Радин долго не мог попасть ключом в замочную скважину и наконец понял, что открывает дверь длинным ключом от лиссабонской комнаты. Ключом, для которого у него, возможно, уже не было двери. Ничего, сказал он себе, сразу с вокзала зайду к ребятам из русской газеты, выпрошу аванс, заплачу за чердак хотя бы до июня.
Войдя в квартиру, он понял, что забыл закрыть окно в гостиной, дождевая вода стояла лужами на полу. Радин вытащил из кучи грязного белья полотенце, вытер пол и поставил чайник на огонь. Синее газовое пламя зашумело, и стало тепло. Он отхлебнул амаро, открыл тетрадь и написал: кленовые листья, ветер.
По дороге домой он понял, что напомнили ему эти листья: лиссабонскую демонстрацию за легализацию травы. Было зимнее утро, очень ветреное, полотнища транспарантов надувались, как паруса на фелюгах. Стоя на своем балконе, Радин видел, как один из парней положил свой «Legalize a maconha!» на парапет, достал нож и вырезал кусок ткани там, где был нарисован конопляный лист. Солнце стояло уже высоко, и черная тень от листа заметалась по стенам домов.
То, чего не должно быть, записал он в тетради. Хотел бы я увидеть все белые работы, поставить их рядом, и понять, что они означают. Забавно, что к единственной рецензии на выставку Гарая критик приложил портрет танцовщицы, а не заснеженные пни, которые так впечатлили покойного аспиранта.
Если я прав и Гарай выдал картины друга за свои, надеясь на молниеносную вспышку славы, то самой смешной в этой истории выглядит хозяйка галереи. «Мост Аррабида» провисел на железных стенах целую неделю, она смотрела на него тысячу раз и не смогла опознать достояние нации, как сказал бы Тьягу, tesouro nacional!
Теперь понятно, почему она не боится продавать золотую чешую в зеленой тине, у нее в рукаве живой джокер, которого ни с кем не спутаешь, уж он-то побьет любые козыри. Но непонятно другое: как она заставила его согласиться? Разговоры о том, что Понти испугался частного сыщика, да еще иностранца, внушают мне сомнение.
Надо было купить чего-нибудь к ужину, подумал он, оглядывая пустую кухню, выдвинул несколько ящиков и нашел пачку крекеров. Похоже, пополнять трюмы теперь незачем, хозяин сюда не вернется. Понти жив, а Кристиан мертв. Слова хозяйки галереи до сих пор горели у него на лице, будто след от оплеухи.

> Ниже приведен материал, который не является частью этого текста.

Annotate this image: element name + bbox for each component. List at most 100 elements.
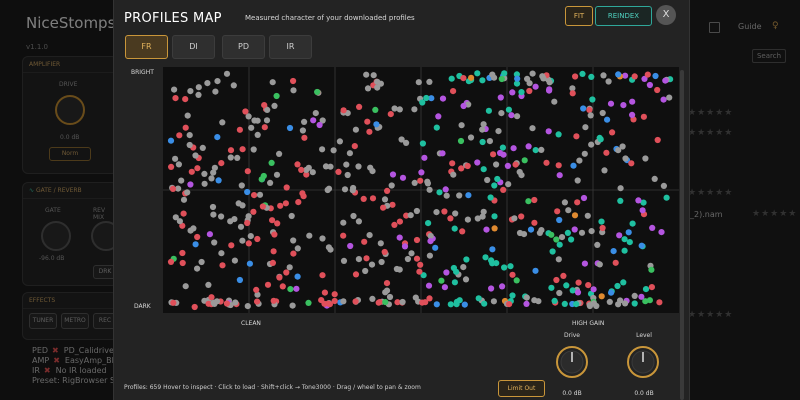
profile-dot[interactable]	[301, 134, 308, 141]
profile-dot[interactable]	[451, 225, 458, 232]
profile-dot[interactable]	[389, 171, 397, 178]
profile-dot[interactable]	[605, 78, 612, 85]
profile-dot[interactable]	[564, 229, 571, 236]
profile-dot[interactable]	[186, 141, 193, 149]
profile-dot[interactable]	[485, 107, 492, 114]
profile-dot[interactable]	[386, 293, 394, 301]
profile-dot[interactable]	[482, 254, 489, 261]
profile-dot[interactable]	[363, 255, 370, 262]
profile-dot[interactable]	[199, 144, 206, 151]
profile-dot[interactable]	[198, 258, 205, 266]
profile-dot[interactable]	[561, 199, 568, 206]
profile-dot[interactable]	[270, 297, 277, 304]
profile-dot[interactable]	[508, 112, 515, 119]
profile-dot[interactable]	[343, 161, 350, 168]
profile-dot[interactable]	[372, 106, 379, 113]
profile-dot[interactable]	[486, 138, 493, 145]
profile-dot[interactable]	[462, 276, 470, 283]
profile-dot[interactable]	[287, 286, 294, 293]
profile-dot[interactable]	[501, 70, 508, 77]
profile-dot[interactable]	[467, 134, 475, 141]
profile-dot[interactable]	[432, 244, 439, 251]
profile-dot[interactable]	[331, 297, 338, 305]
profile-dot[interactable]	[276, 274, 283, 281]
profile-dot[interactable]	[558, 234, 566, 241]
profile-dot[interactable]	[561, 300, 568, 307]
profile-dot[interactable]	[274, 220, 281, 227]
profile-dot[interactable]	[596, 261, 603, 268]
profile-dot[interactable]	[584, 212, 591, 219]
profile-dot[interactable]	[176, 132, 183, 139]
profile-dot[interactable]	[403, 139, 410, 146]
profile-dot[interactable]	[411, 106, 418, 113]
profile-dot[interactable]	[347, 242, 354, 250]
profile-dot[interactable]	[474, 215, 481, 222]
profile-dot[interactable]	[620, 279, 627, 286]
profile-dot[interactable]	[521, 157, 528, 164]
profile-dot[interactable]	[194, 233, 201, 241]
profile-dot[interactable]	[396, 218, 403, 225]
profile-dot[interactable]	[666, 94, 673, 101]
profile-dot[interactable]	[460, 102, 467, 110]
profile-dot[interactable]	[175, 161, 182, 168]
profile-dot[interactable]	[499, 144, 506, 151]
profile-dot[interactable]	[520, 231, 528, 238]
profile-dot[interactable]	[184, 112, 191, 119]
profile-dot[interactable]	[505, 106, 512, 113]
profile-dot[interactable]	[319, 235, 326, 242]
profile-dot[interactable]	[500, 186, 507, 193]
profile-dot[interactable]	[194, 165, 201, 172]
profile-dot[interactable]	[518, 213, 525, 220]
profile-dot[interactable]	[288, 212, 295, 220]
profile-dot[interactable]	[450, 171, 457, 178]
profile-dot[interactable]	[182, 96, 189, 103]
profile-dot[interactable]	[487, 194, 494, 201]
profile-dot[interactable]	[660, 182, 667, 189]
profile-dot[interactable]	[642, 155, 649, 162]
profile-dot[interactable]	[396, 106, 403, 113]
profile-dot[interactable]	[635, 197, 642, 204]
profile-dot[interactable]	[312, 110, 319, 117]
profile-dot[interactable]	[662, 77, 669, 84]
profile-dot[interactable]	[236, 126, 243, 133]
profile-dot[interactable]	[426, 186, 433, 193]
profile-dot[interactable]	[210, 169, 217, 176]
profile-dot[interactable]	[607, 100, 615, 107]
profile-dot[interactable]	[644, 71, 651, 78]
profile-dot[interactable]	[247, 233, 254, 240]
profile-dot[interactable]	[352, 271, 360, 278]
profile-dot[interactable]	[426, 252, 433, 259]
profile-dot[interactable]	[621, 247, 628, 254]
profile-dot[interactable]	[254, 235, 261, 243]
profile-dot[interactable]	[300, 193, 307, 200]
profile-dot[interactable]	[423, 94, 430, 102]
profile-dot[interactable]	[239, 202, 246, 209]
profile-dot[interactable]	[254, 131, 261, 138]
profile-dot[interactable]	[244, 303, 251, 310]
profile-dot[interactable]	[180, 196, 188, 203]
profile-dot[interactable]	[518, 89, 525, 96]
profile-dot[interactable]	[369, 295, 376, 302]
profile-dot[interactable]	[652, 72, 659, 80]
profile-dot[interactable]	[184, 189, 191, 196]
profile-dot[interactable]	[245, 213, 252, 220]
profile-dot[interactable]	[412, 294, 419, 301]
profile-dot[interactable]	[572, 73, 579, 80]
profile-dot[interactable]	[483, 226, 490, 233]
profile-dot[interactable]	[574, 199, 581, 206]
profile-dot[interactable]	[646, 297, 653, 304]
profile-dot[interactable]	[336, 138, 343, 145]
profile-dot[interactable]	[598, 293, 605, 300]
profile-dot[interactable]	[426, 78, 433, 85]
profile-dot[interactable]	[228, 242, 235, 249]
profile-dot[interactable]	[512, 161, 519, 168]
profile-dot[interactable]	[294, 273, 301, 280]
profile-dot[interactable]	[421, 154, 428, 161]
profile-dot[interactable]	[209, 203, 217, 211]
profile-dot[interactable]	[442, 186, 449, 193]
profile-dot[interactable]	[178, 177, 185, 184]
profile-dot[interactable]	[622, 300, 629, 307]
profile-dot[interactable]	[439, 95, 447, 102]
profile-dot[interactable]	[418, 169, 425, 176]
profile-dot[interactable]	[250, 146, 257, 153]
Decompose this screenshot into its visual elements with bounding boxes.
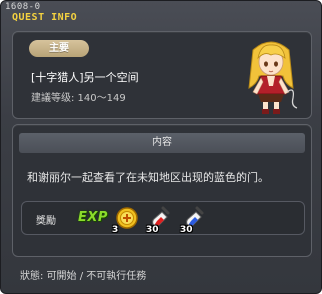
quest-detail-panel: 内容 和谢丽尔一起查看了在未知地区出现的蓝色的门。 獎勵 EXP 3 30 30 xyxy=(12,124,312,257)
content-section-header: 内容 xyxy=(19,133,305,153)
quest-info-window: 1608-0 QUEST INFO 主要 [十字猎人]另一个空间 建議等级: 1… xyxy=(0,0,322,294)
reward-item[interactable]: 30 xyxy=(180,205,208,235)
recommended-level: 建議等级: 140～149 xyxy=(31,93,126,104)
window-header[interactable]: 1608-0 QUEST INFO xyxy=(1,1,321,27)
quest-name: [十字猎人]另一个空间 xyxy=(31,71,139,84)
reward-item[interactable]: 30 xyxy=(146,205,174,235)
quest-type-badge: 主要 xyxy=(29,40,89,57)
reward-quantity: 30 xyxy=(146,225,159,235)
quest-code: 1608-0 xyxy=(5,2,41,12)
window-title: QUEST INFO xyxy=(12,12,78,23)
rewards-box: 獎勵 EXP 3 30 30 xyxy=(21,201,305,235)
reward-quantity: 3 xyxy=(112,225,119,235)
quest-description: 和谢丽尔一起查看了在未知地区出现的蓝色的门。 xyxy=(27,171,269,184)
quest-status: 狀態: 可開始 / 不可執行任務 xyxy=(20,271,147,282)
exp-reward-icon: EXP xyxy=(78,210,108,225)
npc-portrait-icon xyxy=(248,41,298,114)
reward-item[interactable]: 3 xyxy=(112,205,140,235)
rewards-label: 獎勵 xyxy=(36,216,56,227)
reward-quantity: 30 xyxy=(180,225,193,235)
quest-summary-panel: 主要 [十字猎人]另一个空间 建議等级: 140～149 xyxy=(12,31,312,119)
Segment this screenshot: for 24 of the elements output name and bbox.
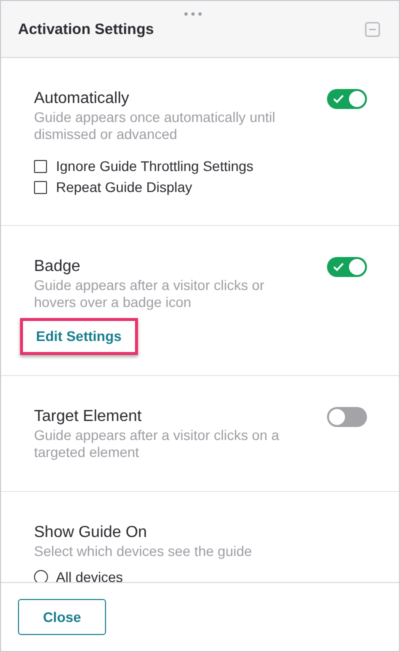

Ладно, сыщик из меня никакой, зато я упрямец, краснобай и прохвост. Заставил же я Варгас сбросить свою скорлупу. Понятно, что она сказала правду, чтобы от меня отвязаться, но я уверен, что дело не только в этом. Она меня немного опасается, это раз, и ей приятно было меня унизить – это два. Тьягу небось сказал ей, что я обычный чужестранец, шарлатан с поддельными визитками, вот только она сама шарлатанка и знает, что случайная встреча – самая неслучайная вещь на свете.
В дверь тихо постучали, и Радин пошел открывать дверь. На редкость веселая Сантос в желтой кофте стояла на площадке с кастрюлькой в руках:
– Телевизор заработал, стоило вам мимо пройти. Я подумала, что вы не отказались бы от сабайона. Я добавила немного коньяку!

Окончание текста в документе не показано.